I guess it depends on the show rules and your personal goals. I've never seen anyone ride the same test twice at a show, since each class is only done once, so to do it twice, you'd have to ride the test, leave the arena, possible wait for one or two other riders to do it, and then immediately go back in and do the same test. Is that what you'd be doing, or would they be doing Training 1 again later in the day?
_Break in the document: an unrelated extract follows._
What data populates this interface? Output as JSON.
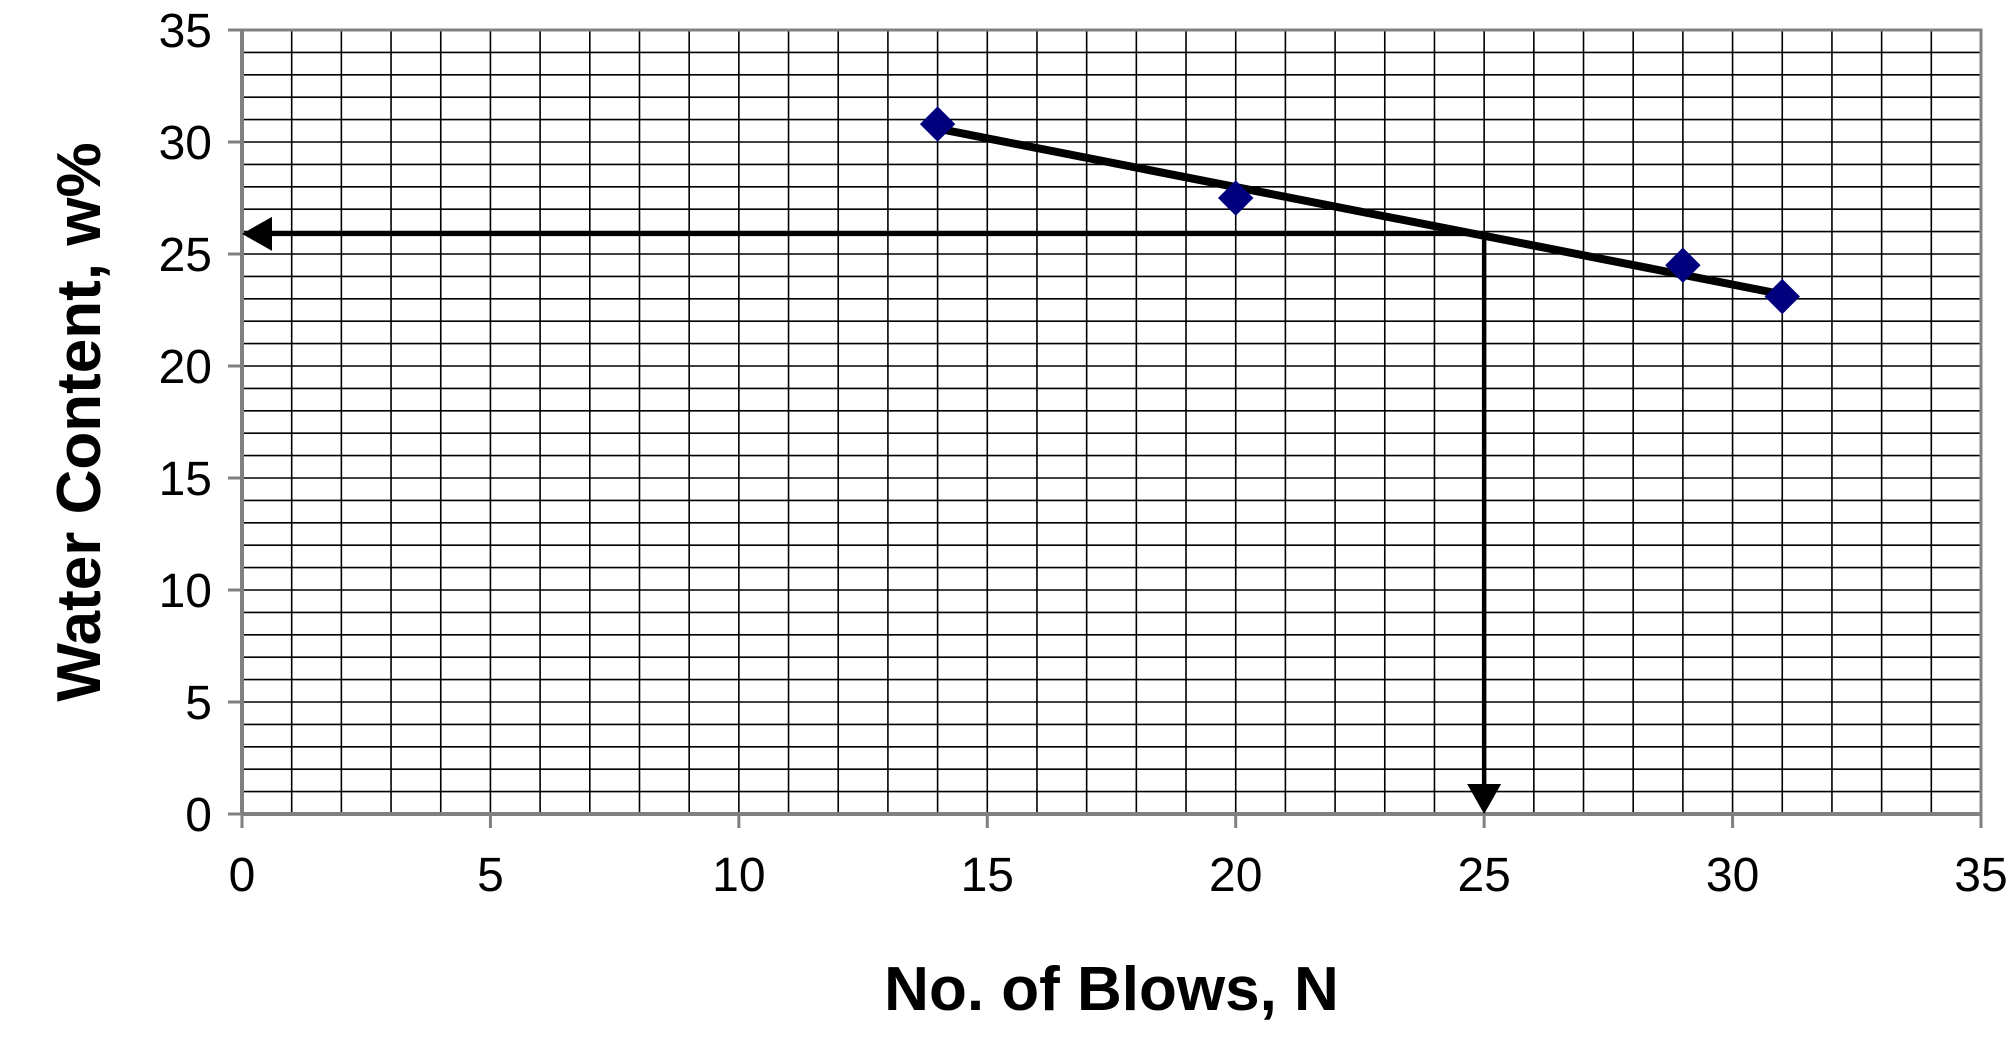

My horse is still very new to showing (going to his 2nd show the weekend after next) so for the last show and this one, I've tried to keep it fairly low key with just one test per day, and different tests each day. Last time it was Intro A and B; this time it will be Training 1 and 2. Once he has a few more shows under his belt (girth?) I'll start doing two tests in one day, but would probably still do different tests on that same day (i.e. maybe Training 1 & 2 on Day 1, and then Training 2 & 3 on Day 2, assuming the horse was prepared for all three tests) The only time I ever did 3 tests in one day the horse was very tired and sluggish for the last one, but she was also an older horse...


----------



## mlreubens (Dec 18, 2011)

I will be showing training 1 level at 1:07 and again at 1:30. Same test. I will see how it goes or if I do that again. I get real scared i will mix all the patterns up. I guess that just comes with experience. Like everything else.


----------



## Golden Horse (Feb 20, 2010)

Most shows around here cap a single horse and rider to 4 tests in one day, and they can't be more than one level up or down, so you could do intro and training, but not intro and level one.
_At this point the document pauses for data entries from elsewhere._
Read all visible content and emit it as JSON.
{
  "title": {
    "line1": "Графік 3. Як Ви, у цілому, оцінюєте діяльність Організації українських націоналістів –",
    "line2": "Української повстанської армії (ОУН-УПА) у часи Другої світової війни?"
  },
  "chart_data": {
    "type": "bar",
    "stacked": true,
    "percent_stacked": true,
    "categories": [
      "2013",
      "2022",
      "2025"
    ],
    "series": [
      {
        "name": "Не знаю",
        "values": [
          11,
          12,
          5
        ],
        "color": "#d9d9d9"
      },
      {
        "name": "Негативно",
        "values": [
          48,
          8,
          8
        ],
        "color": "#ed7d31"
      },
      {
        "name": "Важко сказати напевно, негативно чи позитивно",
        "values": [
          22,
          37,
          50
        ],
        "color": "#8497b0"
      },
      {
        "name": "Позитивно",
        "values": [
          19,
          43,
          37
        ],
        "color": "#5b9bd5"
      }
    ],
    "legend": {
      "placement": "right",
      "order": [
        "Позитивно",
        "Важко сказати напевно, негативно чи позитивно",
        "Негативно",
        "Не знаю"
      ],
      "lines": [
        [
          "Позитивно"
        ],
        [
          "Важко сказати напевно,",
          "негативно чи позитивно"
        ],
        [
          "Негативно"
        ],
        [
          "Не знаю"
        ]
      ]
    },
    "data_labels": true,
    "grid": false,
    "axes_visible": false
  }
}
I usually ride 2 tests at each level, so I'll do and a & b test at a level, and then depending what else is offered will do the next level up as well, unless theer is dressage trail, or a Kur or something that I want to try instead.


----------



## kitten_Val (Apr 25, 2007)

Can you ride same horse in same test twice?? Or you are talking about riding different horses? I did 2 tests in one day (different tests though), but personally I was not fan of it. Waiting between the tests was too long, and with hot weather we usually have it's quite tough on me and the horse.

P.S. And don't get scared. The more nervous you are the worse ride you'll get.  If you are afraid to mess up ask to use the test reader.


----------



## Golden Horse (Feb 20, 2010)

kitten_Val said:


> P.S. And don't get scared. The more nervous you are the worse ride you'll get.  If you are afraid to mess up ask to use the test reader.
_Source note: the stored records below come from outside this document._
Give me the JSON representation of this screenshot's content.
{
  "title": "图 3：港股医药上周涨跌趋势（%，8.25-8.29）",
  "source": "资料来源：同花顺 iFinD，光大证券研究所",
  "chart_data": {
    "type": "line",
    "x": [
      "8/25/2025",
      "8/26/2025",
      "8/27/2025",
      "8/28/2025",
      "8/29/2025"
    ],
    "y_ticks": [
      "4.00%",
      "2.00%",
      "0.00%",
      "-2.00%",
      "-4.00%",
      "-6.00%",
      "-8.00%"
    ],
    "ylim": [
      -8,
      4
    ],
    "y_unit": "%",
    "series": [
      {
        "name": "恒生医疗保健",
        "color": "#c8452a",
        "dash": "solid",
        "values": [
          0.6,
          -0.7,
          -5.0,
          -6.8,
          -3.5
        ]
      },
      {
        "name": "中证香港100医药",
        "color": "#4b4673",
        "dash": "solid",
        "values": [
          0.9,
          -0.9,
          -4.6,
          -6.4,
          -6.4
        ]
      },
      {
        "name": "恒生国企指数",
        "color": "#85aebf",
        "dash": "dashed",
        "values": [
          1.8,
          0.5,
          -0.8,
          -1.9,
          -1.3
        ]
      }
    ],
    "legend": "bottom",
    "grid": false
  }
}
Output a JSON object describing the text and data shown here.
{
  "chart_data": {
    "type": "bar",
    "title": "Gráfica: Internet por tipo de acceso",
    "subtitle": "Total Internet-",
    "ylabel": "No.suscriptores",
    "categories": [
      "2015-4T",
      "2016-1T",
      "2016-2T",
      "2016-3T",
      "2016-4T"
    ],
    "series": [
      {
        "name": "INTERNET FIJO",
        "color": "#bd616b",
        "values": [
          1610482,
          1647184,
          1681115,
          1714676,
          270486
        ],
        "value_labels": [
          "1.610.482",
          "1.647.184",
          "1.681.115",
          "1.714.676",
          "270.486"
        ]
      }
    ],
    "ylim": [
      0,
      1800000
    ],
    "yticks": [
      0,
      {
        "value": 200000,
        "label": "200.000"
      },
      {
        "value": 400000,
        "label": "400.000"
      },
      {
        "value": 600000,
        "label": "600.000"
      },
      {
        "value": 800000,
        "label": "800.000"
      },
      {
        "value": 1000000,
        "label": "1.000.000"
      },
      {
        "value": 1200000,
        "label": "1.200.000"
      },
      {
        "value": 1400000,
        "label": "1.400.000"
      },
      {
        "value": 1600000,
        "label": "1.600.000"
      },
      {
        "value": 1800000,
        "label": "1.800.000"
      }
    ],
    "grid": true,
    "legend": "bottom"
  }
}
Is there an Ap for that:lol::lol: Such good advice, but so hard to follow. Start with "Don't forget to breathe"


----------



## kitten_Val (Apr 25, 2007)

Golden Horse said:


> Is there an Ap for that:lol::lol: Such good advice, but so hard to follow. Start with "Don't forget to breathe"


Lol! Actually I'm usually not scared, but I have adrenaline to kick in. Thankfully my qh seems to "understand" it and is very tolerant when she feels something is going on with me.


----------



## mlreubens (Dec 18, 2011)

Ok, now I know why you cannot do the same test twice for the same class. You can only place with ribbons from the first test you do anyway so you might as well compete in different classes. Oh well I got a little nervous and my horse was amped anyway so the combination was not good. We had travelled to a barn that my horse has a history with spooking in the test arena. Live and learn.


----------



## coffeebean264 (Aug 6, 2012)

When I ride my tests i usually take Rescue Remedy. Its a herbal spray meant to relax you. Its not a per-scripted thing so you can probably find it anywhere. All it does is calm down your nerves and relax your muscles. 

Also, I usually only do 3 tests in one day. With my horse and most horses in the lower levels (I'm in training level-first), they are not all necessarily used to shows and the stress and activity going on around them can make them tired even if you rode them the same amount of time as you would usually. This way i go through all my tests once and then am done for the day.


----------